Church United is a nonprofit with a vision "To change and shape the moral culture of our communities in California," according to its website. It "claims to have more than 750 pastors affiliated with its efforts to 'positively impact the political and moral cultures of their communities,' " according to the Epoch Times. Pastor Jim Domen leads Church United.

A three-judge panel of the U.S. Appeals Court for the Second Circuit in New York had upheld a federal district court's ruling on Friday that Section 230 of the Communications Decency Act exempted Big Tech from civil liability. Following the panel's decision, the entire Second Circuit Court of Appeals decided to rehear the case.

Former President Donald Trump has filed a class-action lawsuit against the CEO's of Facebook, Google, and Twitter over their use of Section 230 to remove his accounts from their social media platforms, following the Jan. 6 Capitol riot. Trump is suing on First Amendment grounds, alleging that Big Tech censorship violates freedom of speech, since the private companies are working for government officials.

"This ruling puts Section 230 immunity in the crosshairs of judicial review. We suspect that the en banc court recognizes that Big Tech is not exempt from state and federal civil rights laws," said attorney Robert Tyler, general counsel for the Advocates for Faith & Freedom. 

"Section 230 was not intended to give Big Tech the right to exclude persons from their platform just because the customer is black, Muslim, white, Christian, homosexual, or formerly homosexual.

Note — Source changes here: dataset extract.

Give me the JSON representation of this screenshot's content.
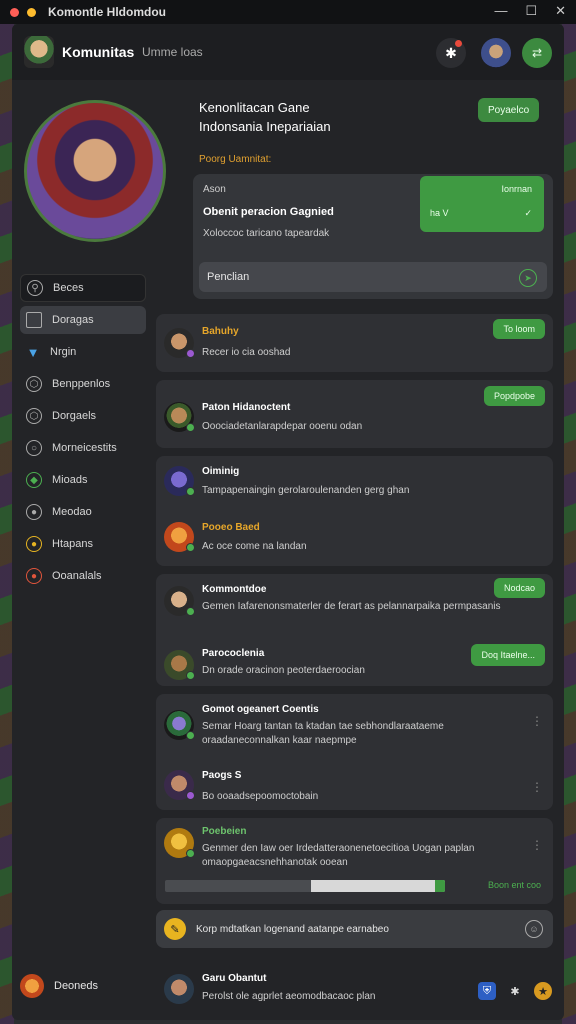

That is plain invidious discrimination," Tyler added.

Tylers law firm said in a statement on Friday that the court's decision to hear the case before the entire Second Circuit "is even more remarkable given the Second Circuit's notable reputation for shunning rehearings," according to the Epoch Times.

Domen said in a statement: "I never thought I'd see the day that it would be legal in America to discriminate against my faith and the fact that I was previously engaged in the gay lifestyle," the Epoch Times reported. "As a pastor and former homosexual, I'm encouraged by the rehearing of our sexual orientation and religious discrimination lawsuit."